The Pooled Resource Open‐Access ALS Clinical Trials (PRO‐ACT) database is a robust resource of open‐access data relating to clinical outcomes in ALS, 6 offering a potential source for external controls in analyses of ALS clinical trial data. PRO‐ACT is the largest ALS clinical trials database in existence, incorporating anonymized longitudinal data from 11,675 participants in 29 Phase 2 and 3 ALS clinical trials. 6 , 7 To estimate the treatment effect of PB and TURSO on survival in the absence of placebo‐to‐active crossover, we performed a post hoc survival analysis comparing PB and TURSO‐randomized participants from CENTAUR (hereafter referred to as ‘CENTAUR PB and TURSO group’) and a matched external PB and TURSO‐naïve cohort from the PRO‐ACT database (hereafter referred to as ‘PRO‐ACT external control group’).
Methods
Analysis cohorts
During the conduct of the CENTAUR trial, eligible participants were in the randomized phase from June 2017 to September 2019 and in the OLE phase from March 2018 to March 2021. CENTAUR trial eligibility criteria allowed for the stable use of riluzole and edaravone before and during the trial. Survival results for the CENTAUR PB and TURSO group in this analysis were obtained from the aforementioned ITT analysis, the methods of which have been previously described. 2 , 8 Vital status was ascertained as of March 2021 for all but one participant in the CENTAUR PB and TURSO group, who was censored at the date of last contact. 2
Data from the PRO‐ACT database that were used in the preparation of this article have been volunteered by PRO‐ACT Consortium members.
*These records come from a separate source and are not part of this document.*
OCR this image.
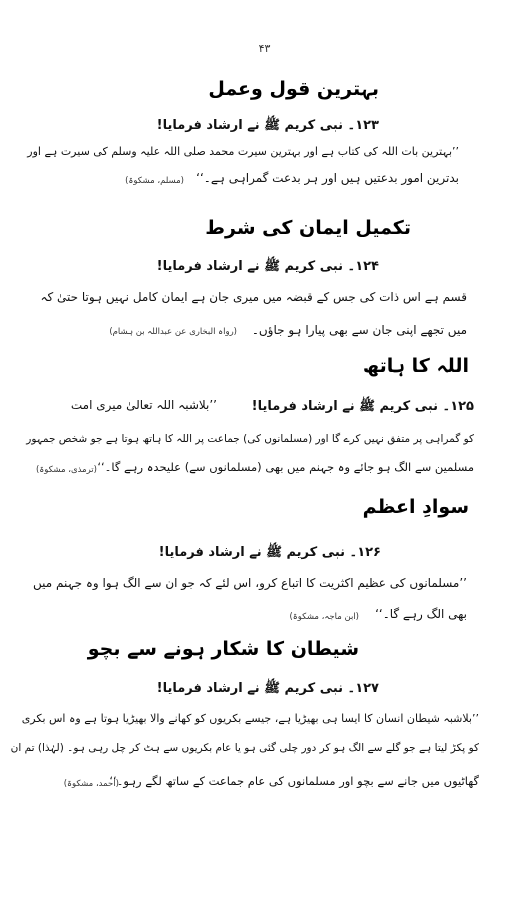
۴۳
بہترین قول وعمل
۱۲۳۔ نبی کریم ﷺ نے ارشاد فرمایا!
’’بہترین بات اللہ کی کتاب ہے اور بہترین سیرت محمد صلی اللہ علیہ وسلم کی سیرت ہے اور
بدترین امور بدعتیں ہیں اور ہر بدعت گمراہی ہے۔‘‘
(مسلم، مشکوۃ)
تکمیل ایمان کی شرط
۱۲۴۔ نبی کریم ﷺ نے ارشاد فرمایا!
قسم ہے اس ذات کی جس کے قبضہ میں میری جان ہے ایمان کامل نہیں ہوتا حتیٰ کہ
میں تجھے اپنی جان سے بھی پیارا ہو جاؤں۔
(رواہ البخاری عن عبداللہ بن ہشام)
اللہ کا ہاتھ
۱۲۵۔ نبی کریم ﷺ نے ارشاد فرمایا!
’’بلاشبہ اللہ تعالیٰ میری امت
کو گمراہی پر متفق نہیں کرے گا اور (مسلمانوں کی) جماعت پر اللہ کا ہاتھ ہوتا ہے جو شخص جمہور
مسلمین سے الگ ہو جائے وہ جہنم میں بھی (مسلمانوں سے) علیحدہ رہے گا۔‘‘
(ترمذی، مشکوۃ)
سوادِ اعظم
۱۲۶۔ نبی کریم ﷺ نے ارشاد فرمایا!
’’مسلمانوں کی عظیم اکثریت کا اتباع کرو، اس لئے کہ جو ان سے الگ ہوا وہ جہنم میں
بھی الگ رہے گا۔‘‘
(ابن ماجہ، مشکوۃ)
شیطان کا شکار ہونے سے بچو
۱۲۷۔ نبی کریم ﷺ نے ارشاد فرمایا!
’’بلاشبہ شیطان انسان کا ایسا ہی بھیڑیا ہے، جیسے بکریوں کو کھانے والا بھیڑیا ہوتا ہے وہ اس بکری
کو پکڑ لیتا ہے جو گلے سے الگ ہو کر دور چلی گئی ہو یا عام بکریوں سے ہٹ کر چل رہی ہو۔ (لہٰذا) تم ان
گھاٹیوں میں جانے سے بچو اور مسلمانوں کی عام جماعت کے ساتھ لگے رہو۔‘‘
(احمد، مشکوۃ)
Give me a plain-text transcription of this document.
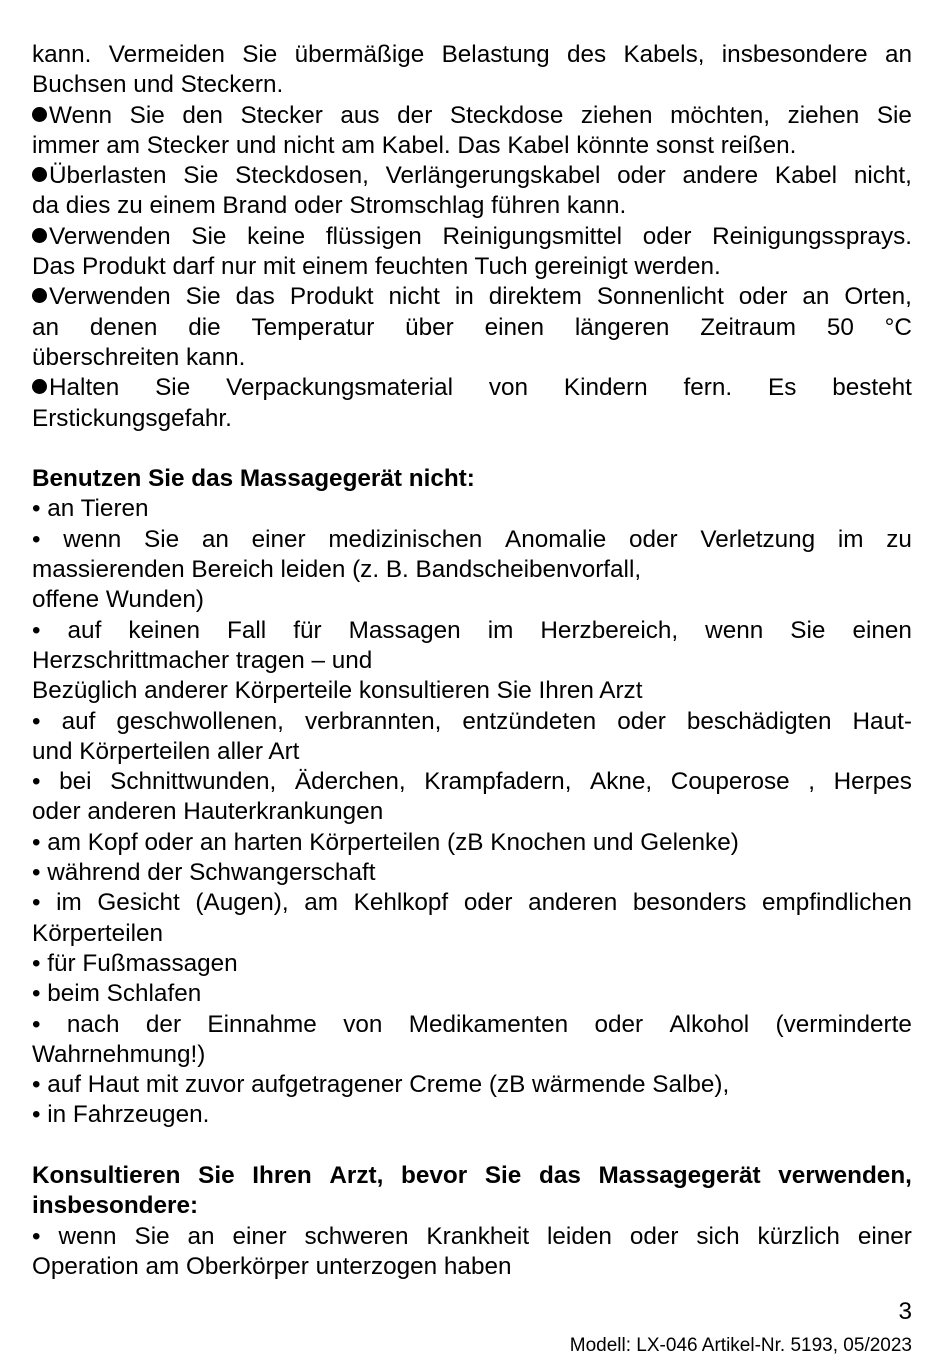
kann. Vermeiden Sie übermäßige Belastung des Kabels, insbesondere an
Buchsen und Steckern.
Wenn Sie den Stecker aus der Steckdose ziehen möchten, ziehen Sie
immer am Stecker und nicht am Kabel. Das Kabel könnte sonst reißen.
Überlasten Sie Steckdosen, Verlängerungskabel oder andere Kabel nicht,
da dies zu einem Brand oder Stromschlag führen kann.
Verwenden Sie keine flüssigen Reinigungsmittel oder Reinigungssprays.
Das Produkt darf nur mit einem feuchten Tuch gereinigt werden.
Verwenden Sie das Produkt nicht in direktem Sonnenlicht oder an Orten,
an denen die Temperatur über einen längeren Zeitraum 50 °C
überschreiten kann.
Halten Sie Verpackungsmaterial von Kindern fern. Es besteht
Erstickungsgefahr.
Benutzen Sie das Massagegerät nicht:
• an Tieren
• wenn Sie an einer medizinischen Anomalie oder Verletzung im zu
massierenden Bereich leiden (z. B. Bandscheibenvorfall,
offene Wunden)
• auf keinen Fall für Massagen im Herzbereich, wenn Sie einen
Herzschrittmacher tragen – und
Bezüglich anderer Körperteile konsultieren Sie Ihren Arzt
• auf geschwollenen, verbrannten, entzündeten oder beschädigten Haut-
und Körperteilen aller Art
• bei Schnittwunden, Äderchen, Krampfadern, Akne, Couperose , Herpes
oder anderen Hauterkrankungen
• am Kopf oder an harten Körperteilen (zB Knochen und Gelenke)
• während der Schwangerschaft
• im Gesicht (Augen), am Kehlkopf oder anderen besonders empfindlichen
Körperteilen
• für Fußmassagen
• beim Schlafen
• nach der Einnahme von Medikamenten oder Alkohol (verminderte
Wahrnehmung!)
• auf Haut mit zuvor aufgetragener Creme (zB wärmende Salbe),
• in Fahrzeugen.
Konsultieren Sie Ihren Arzt, bevor Sie das Massagegerät verwenden,
insbesondere:
• wenn Sie an einer schweren Krankheit leiden oder sich kürzlich einer
Operation am Oberkörper unterzogen haben
3
Modell: LX-046 Artikel-Nr. 5193, 05/2023
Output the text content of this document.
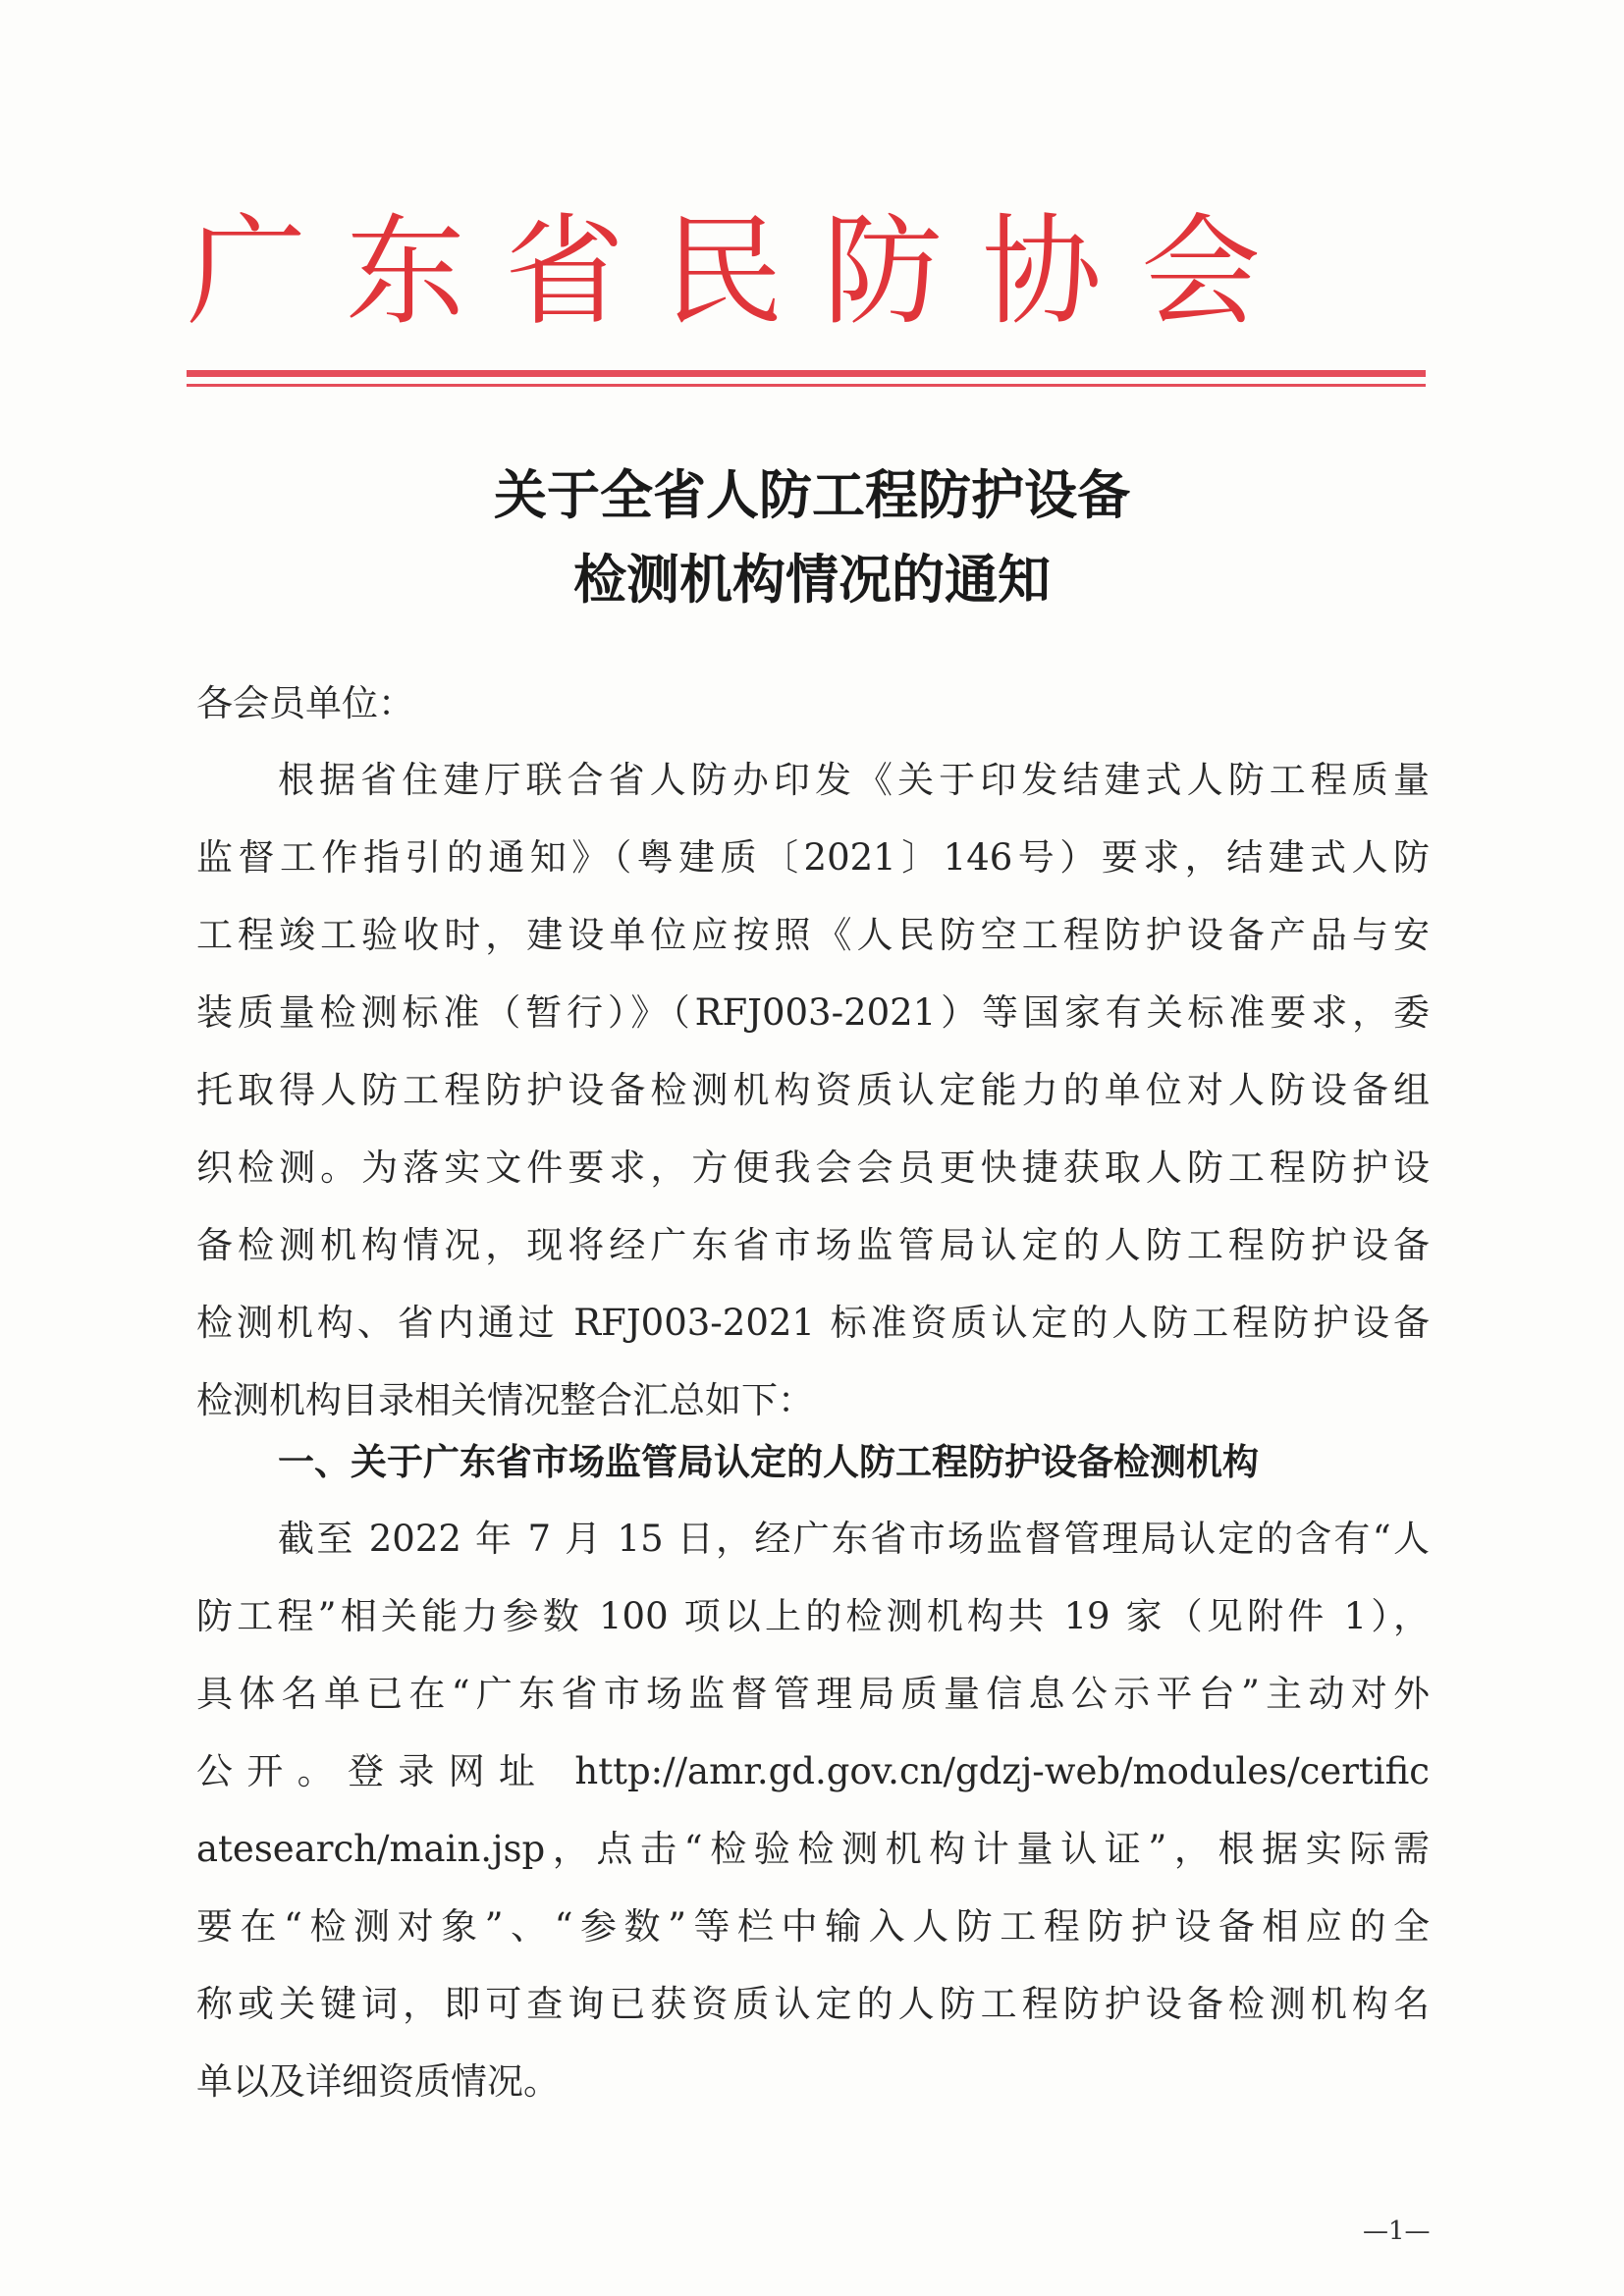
广东省民防协会
关于全省人防工程防护设备
检测机构情况的通知
各会员单位：
根据省住建厅联合省人防办印发《关于印发结建式人防工程质量
监督工作指引的通知》（粤建质〔2021〕146号）要求，结建式人防
工程竣工验收时，建设单位应按照《人民防空工程防护设备产品与安
装质量检测标准（暂行）》（RFJ003-2021）等国家有关标准要求，委
托取得人防工程防护设备检测机构资质认定能力的单位对人防设备组
织检测。为落实文件要求，方便我会会员更快捷获取人防工程防护设
备检测机构情况，现将经广东省市场监管局认定的人防工程防护设备
检测机构、省内通过 RFJ003-2021 标准资质认定的人防工程防护设备
检测机构目录相关情况整合汇总如下：
一、关于广东省市场监管局认定的人防工程防护设备检测机构
截至 2022 年 7 月 15 日，经广东省市场监督管理局认定的含有“人
防工程”相关能力参数 100 项以上的检测机构共 19 家（见附件 1），
具体名单已在“广东省市场监督管理局质量信息公示平台”主动对外
公开。登录网址 http://amr.gd.gov.cn/gdzj-web/modules/certific
atesearch/main.jsp，点击“检验检测机构计量认证”，根据实际需
要在“检测对象”、“参数”等栏中输入人防工程防护设备相应的全
称或关键词，即可查询已获资质认定的人防工程防护设备检测机构名
单以及详细资质情况。
—1—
The process for constructing the PRO‐ACT external control group is schematically summarized in Figure 1. Data for this analysis were downloaded from the PRO‐ACT website (www.alsdatabase.org) and comprise the latest version of the data set from August 2022. These clinical trials took place over a period of 25 years, from 1994 to 2019. The external control group was constructed from the full analysis set consisting of clinical trial participants from the PRO‐ACT database who were control participants in their respective trials, had baseline and at least one post‐baseline Amyotrophic Lateral Sclerosis Functional Rating Scale‐Revised (ALSFRS‐R) total scores recorded, had known mortality information, and met major eligibility criteria from CENTAUR, including age of 18–80 years, diagnosis of definite ALS based on revised El Escorial criteria, 9 duration of ≤18 months since symptom onset, and a forced or slow vital capacity >60% of predicted value at screening.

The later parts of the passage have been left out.